Operating expenditure discipline remains a factor for EPS outperformance relative to sales growth. If selling, distribution, and administrative costs grow slower than revenue, operating margin expansion should follow, consistent with the modeled EBIT growth of 15.16% YoY.
Most promising segment
Manufacturing stands out as the most promising segment. It accounted for 1.67 billion US dollars of last quarter’s sales and is expected to deliver double‑digit growth again this quarter, outpacing the non-manufacturing channel. The segment benefits from embedded customer programs—onsite locations and vending penetration—that deepen service integration and raise switching costs, which tends to translate into steady volume expansion even in choppier macro conditions.The company’s scale within plant-level inventory management offers a service moat that can support modest price realization and lower fulfillment costs. As volume increases, route density and warehouse throughput improvements can reinforce margin stability. If manufacturing activity holds around current levels, this segment can continue to provide the incremental contribution to gross profit dollars required to sustain EPS growth ahead of sales.
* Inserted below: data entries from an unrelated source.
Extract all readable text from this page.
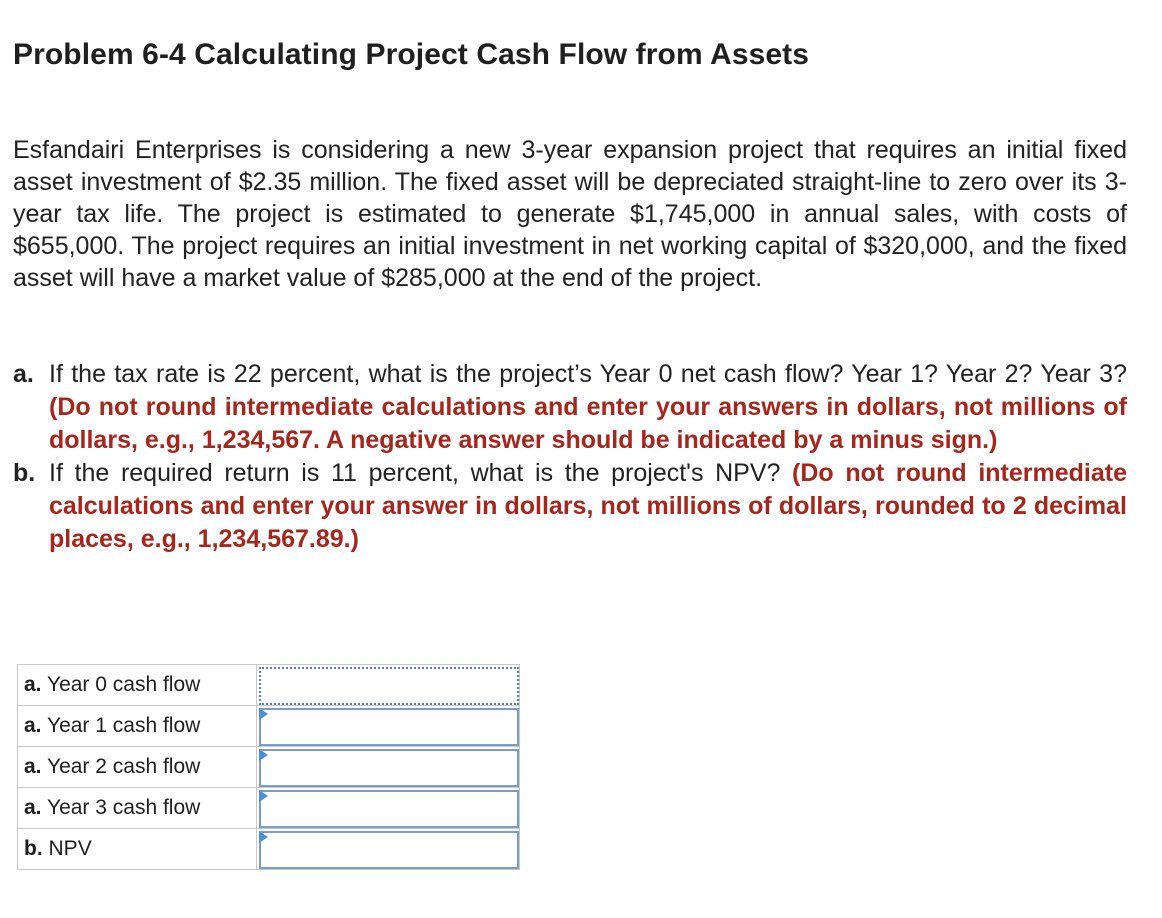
Problem 6-4 Calculating Project Cash Flow from Assets

Esfandairi Enterprises is considering a new 3-year expansion project that requires an initial fixed asset investment of $2.35 million. The fixed asset will be depreciated straight-line to zero over its 3-year tax life. The project is estimated to generate $1,745,000 in annual sales, with costs of $655,000. The project requires an initial investment in net working capital of $320,000, and the fixed asset will have a market value of $285,000 at the end of the project.

a. If the tax rate is 22 percent, what is the project’s Year 0 net cash flow? Year 1? Year 2? Year 3? (Do not round intermediate calculations and enter your answers in dollars, not millions of dollars, e.g., 1,234,567. A negative answer should be indicated by a minus sign.)
b. If the required return is 11 percent, what is the project's NPV? (Do not round intermediate calculations and enter your answer in dollars, not millions of dollars, rounded to 2 decimal places, e.g., 1,234,567.89.)
a. Year 0 cash flow	

a. Year 1 cash flow	

a. Year 2 cash flow	

a. Year 3 cash flow	

b. NPV	
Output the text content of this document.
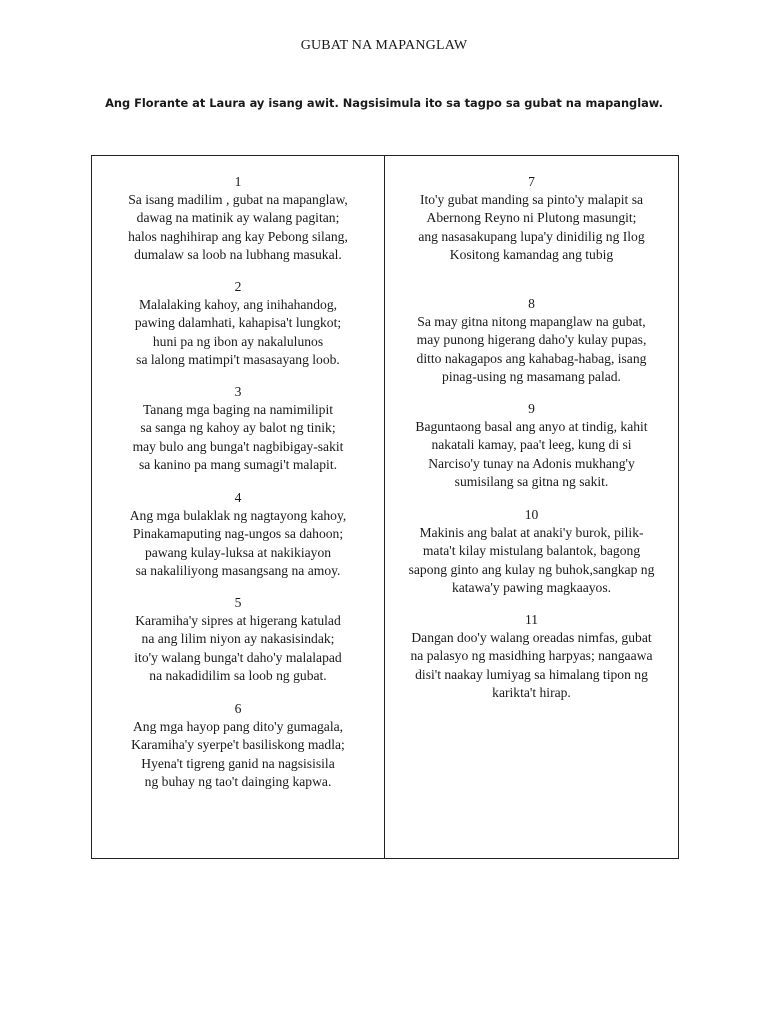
GUBAT NA MAPANGLAW
Ang Florante at Laura ay isang awit. Nagsisimula ito sa tagpo sa gubat na mapanglaw.
1
Sa isang madilim , gubat na mapanglaw,
dawag na matinik ay walang pagitan;
halos naghihirap ang kay Pebong silang,
dumalaw sa loob na lubhang masukal.
2
Malalaking kahoy, ang inihahandog,
pawing dalamhati, kahapisa't lungkot;
huni pa ng ibon ay nakalulunos
sa lalong matimpi't masasayang loob.
3
Tanang mga baging na namimilipit
sa sanga ng kahoy ay balot ng tinik;
may bulo ang bunga't nagbibigay-sakit
sa kanino pa mang sumagi't malapit.
4
Ang mga bulaklak ng nagtayong kahoy,
Pinakamaputing nag-ungos sa dahoon;
pawang kulay-luksa at nakikiayon
sa nakaliliyong masangsang na amoy.
5
Karamiha'y sipres at higerang katulad
na ang lilim niyon ay nakasisindak;
ito'y walang bunga't daho'y malalapad
na nakadidilim sa loob ng gubat.
6
Ang mga hayop pang dito'y gumagala,
Karamiha'y syerpe't basiliskong madla;
Hyena't tigreng ganid na nagsisisila
ng buhay ng tao't dainging kapwa.
7
Ito'y gubat manding sa pinto'y malapit sa
Abernong Reyno ni Plutong masungit;
ang nasasakupang lupa'y dinidilig ng Ilog
Kositong kamandag ang tubig
8
Sa may gitna nitong mapanglaw na gubat,
may punong higerang daho'y kulay pupas,
ditto nakagapos ang kahabag-habag, isang
pinag-using ng masamang palad.
9
Baguntaong basal ang anyo at tindig, kahit
nakatali kamay, paa't leeg, kung di si
Narciso'y tunay na Adonis mukhang'y
sumisilang sa gitna ng sakit.
10
Makinis ang balat at anaki'y burok, pilik-
mata't kilay mistulang balantok, bagong
sapong ginto ang kulay ng buhok,sangkap ng
katawa'y pawing magkaayos.
11
Dangan doo'y walang oreadas nimfas, gubat
na palasyo ng masidhing harpyas; nangaawa
disi't naakay lumiyag sa himalang tipon ng
karikta't hirap.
Key stock-price drivers this quarter
Investors will focus on margin cadence and any commentary on pricing and volumes by end market. A small improvement in gross margin from mix and procurement could amplify EPS given the operating leverage implicit in the model. Order trends in core manufacturing and the pace of onsite/vending wins are pivotal to sustaining double-digit growth.Cash generation and working-capital turns often shape sentiment; efficient inventory management would support free cash flow and provide optionality for shareholder returns. Any updates on headcount and branch productivity can also influence the operating margin trajectory through the remainder of the year.
Analyst Opinions
The majority of recent institutional views are bullish, emphasizing sustained double‑digit revenue growth, operating leverage, and resilient demand from manufacturing customers. Several analysts point to the estimated 12.70% revenue growth and 16.05% EPS growth as evidence of durable execution in the current environment, with particular confidence in onsite program expansion and vending deployments to underpin share gains and stickier customer relationships.Commentary from well-followed sell-side teams highlights a preference for companies with recurring, service-embedded industrial distribution models, citing Fastenal Company’s EBIT growth forecast of 15.16% as supportive of incremental margin expansion. The bullish camp expects stable pricing and a constructive freight and commodity backdrop to allow gross margin to remain steady to slightly higher. Analysts also view the pipeline for customer installations as healthy, which can drive incremental volumes without proportionate cost increases. Overall, the bullish perspective contends that the company is positioned to deliver revenue and EPS growth ahead of broader industrial production trends this quarter.